Ann Cavoukian freely admits that when she has a captive audience, they’re going to hear a lot about her favourite topic – privacy – before she moves on to theirs. So it was Wednesday at the SC Congress Data Security Conference and Expo in Toronto.
“You can’t have privacy without security, but you can have security without privacy,” Ontario’s privacy commissioner told the audience.
Of course, IT security and privacy are inextricably linked, and often at odds. Cavoukian’s concept of privacy by design posits that the zero-sum privacy-versus-security game has to end, and in a properly designed system, it’s a plus-sum situation – the two enhance each other.
Of the tales of privacy breaches in Ontario’s health care system, most involved unencrypted data on lost or stolen laptops or USB keys. But one that stood out was telling for a different reason.
In the parking lot of a northern Ontario methadone clinic, a woman driving a newer model vehicle saw something on her rear-view assist video monitor she didn’t want to see. A CBC investigation showed that the clinic required urine samples from patients, but rather than accompany them personally to prevent tampering, the clinic had installed a wireless camera in the washroom. When contacted by the CBC, a horrified Cavoukian called the clinic and had it shut down and replaced by a wired system. To their credit, Cavoukian said, clinic staff were equally horrified.
The point: Whatever policies are put in place to ensure privacy, staff can’t think of everything. Without exception, the breaches Cavoukian noted involved capable staff who had simply overlooked something.
I asked Cavoukian if she had considred mandating enterprise-wide data loss protection technology to prevent data from leaving the system at all. Her eyes widened.

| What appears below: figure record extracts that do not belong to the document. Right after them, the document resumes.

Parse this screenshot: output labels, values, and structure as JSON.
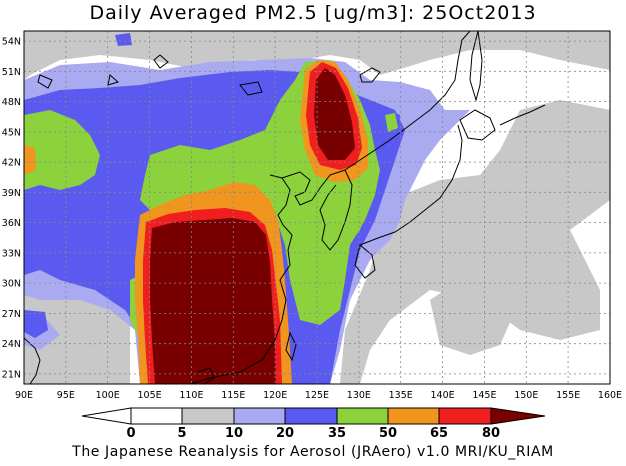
{
  "title": "Daily Averaged PM2.5 [ug/m3]: 25Oct2013",
  "credit": "The Japanese Reanalysis for Aerosol (JRAero) v1.0 MRI/KU_RIAM",
  "map": {
    "lon_range": [
      90,
      160
    ],
    "lat_range": [
      20,
      55
    ],
    "lon_ticks": [
      "90E",
      "95E",
      "100E",
      "105E",
      "110E",
      "115E",
      "120E",
      "125E",
      "130E",
      "135E",
      "140E",
      "145E",
      "150E",
      "155E",
      "160E"
    ],
    "lat_ticks": [
      "21N",
      "24N",
      "27N",
      "30N",
      "33N",
      "36N",
      "39N",
      "42N",
      "45N",
      "48N",
      "51N",
      "54N"
    ],
    "gridlines": true
  },
  "colorbar": {
    "levels": [
      "0",
      "5",
      "10",
      "20",
      "35",
      "50",
      "65",
      "80"
    ],
    "colors": {
      "below_5": "#ffffff",
      "c5_10": "#c8c8c8",
      "c10_20": "#aaaaf0",
      "c20_35": "#5a5af0",
      "c35_50": "#8cd23c",
      "c50_65": "#f0961e",
      "c65_80": "#f01e1e",
      "above_80": "#780000"
    }
  }
}
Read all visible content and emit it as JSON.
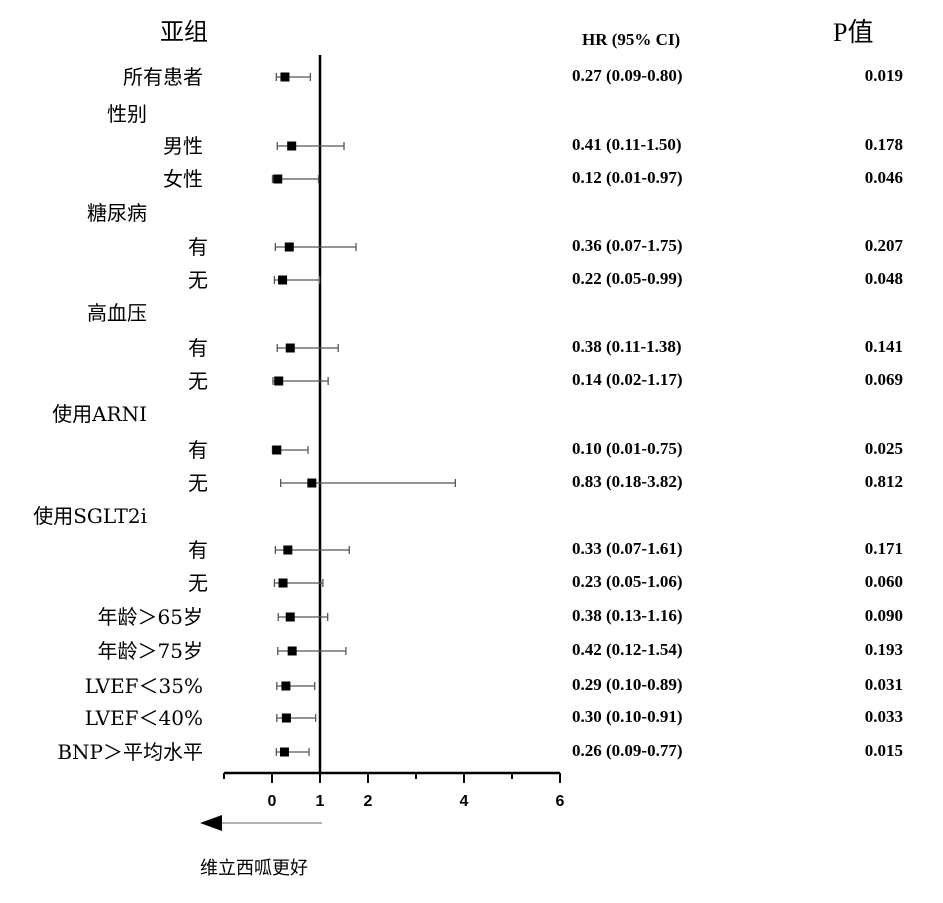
{
  "chart_data": {
    "type": "forest",
    "headers": {
      "subgroup": "亚组",
      "hr": "HR (95% CI)",
      "p": "P值"
    },
    "favor_label": "维立西呱更好",
    "xlim": [
      -1,
      6
    ],
    "x_ticks": [
      0,
      1,
      2,
      4,
      6
    ],
    "reference_line": 1,
    "rows": [
      {
        "label": "所有患者",
        "level": 1,
        "hr": 0.27,
        "lo": 0.09,
        "hi": 0.8,
        "hr_text": "0.27 (0.09-0.80)",
        "p": "0.019"
      },
      {
        "label": "性别",
        "level": 0
      },
      {
        "label": "男性",
        "level": 2,
        "hr": 0.41,
        "lo": 0.11,
        "hi": 1.5,
        "hr_text": "0.41 (0.11-1.50)",
        "p": "0.178"
      },
      {
        "label": "女性",
        "level": 2,
        "hr": 0.12,
        "lo": 0.01,
        "hi": 0.97,
        "hr_text": "0.12 (0.01-0.97)",
        "p": "0.046"
      },
      {
        "label": "糖尿病",
        "level": 0
      },
      {
        "label": "有",
        "level": 3,
        "hr": 0.36,
        "lo": 0.07,
        "hi": 1.75,
        "hr_text": "0.36 (0.07-1.75)",
        "p": "0.207"
      },
      {
        "label": "无",
        "level": 3,
        "hr": 0.22,
        "lo": 0.05,
        "hi": 0.99,
        "hr_text": "0.22 (0.05-0.99)",
        "p": "0.048"
      },
      {
        "label": "高血压",
        "level": 0
      },
      {
        "label": "有",
        "level": 3,
        "hr": 0.38,
        "lo": 0.11,
        "hi": 1.38,
        "hr_text": "0.38 (0.11-1.38)",
        "p": "0.141"
      },
      {
        "label": "无",
        "level": 3,
        "hr": 0.14,
        "lo": 0.02,
        "hi": 1.17,
        "hr_text": "0.14 (0.02-1.17)",
        "p": "0.069"
      },
      {
        "label": "使用ARNI",
        "level": 0
      },
      {
        "label": "有",
        "level": 3,
        "hr": 0.1,
        "lo": 0.01,
        "hi": 0.75,
        "hr_text": "0.10 (0.01-0.75)",
        "p": "0.025"
      },
      {
        "label": "无",
        "level": 3,
        "hr": 0.83,
        "lo": 0.18,
        "hi": 3.82,
        "hr_text": "0.83 (0.18-3.82)",
        "p": "0.812"
      },
      {
        "label": "使用SGLT2i",
        "level": 0
      },
      {
        "label": "有",
        "level": 3,
        "hr": 0.33,
        "lo": 0.07,
        "hi": 1.61,
        "hr_text": "0.33 (0.07-1.61)",
        "p": "0.171"
      },
      {
        "label": "无",
        "level": 3,
        "hr": 0.23,
        "lo": 0.05,
        "hi": 1.06,
        "hr_text": "0.23 (0.05-1.06)",
        "p": "0.060"
      },
      {
        "label": "年龄＞65岁",
        "level": 1,
        "hr": 0.38,
        "lo": 0.13,
        "hi": 1.16,
        "hr_text": "0.38 (0.13-1.16)",
        "p": "0.090"
      },
      {
        "label": "年龄＞75岁",
        "level": 1,
        "hr": 0.42,
        "lo": 0.12,
        "hi": 1.54,
        "hr_text": "0.42 (0.12-1.54)",
        "p": "0.193"
      },
      {
        "label": "LVEF＜35%",
        "level": 1,
        "hr": 0.29,
        "lo": 0.1,
        "hi": 0.89,
        "hr_text": "0.29 (0.10-0.89)",
        "p": "0.031"
      },
      {
        "label": "LVEF＜40%",
        "level": 1,
        "hr": 0.3,
        "lo": 0.1,
        "hi": 0.91,
        "hr_text": "0.30 (0.10-0.91)",
        "p": "0.033"
      },
      {
        "label": "BNP＞平均水平",
        "level": 1,
        "hr": 0.26,
        "lo": 0.09,
        "hi": 0.77,
        "hr_text": "0.26 (0.09-0.77)",
        "p": "0.015"
      }
    ]
  }
}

“That sounds perfect!” she said. “Give me your card. I wanto toalk to you about this later.”
“Damn,” I replied. “I wish I worked for a company that sold data loss protection technology right now.”
It gave me pause to think about what that system might look like. It’s something that a health care system could mandate, and that any enterprise that handles sensitive or personally identifiable information (PII) could consider a best practice.
I think it would look like this: End-user machines would access their desktops through a virtual desktop infrastructure. DLP technology would ensure that data is downloaded to end user machines only according to specific policies. For example, data sets could only leave the server de-identified, stripped of PII, and only in an encrypted state. VDI obviates having to install DLP on thousands of end user machines, and also makes it easier to control accounts that are orphaned when a staffer moves on. And if the data can only leave the server in an encrypted form, encrypted USB keys and hard drives would be unnecessary.
I’ve promised Cavoukian a collection of stories we’ve run on DLP technology, and I’m sure she’ll devour them. Her techie contacts and associates are going to be answering a lot of questions about data loss prevention technology. She is tenacious when it comes to your privacy.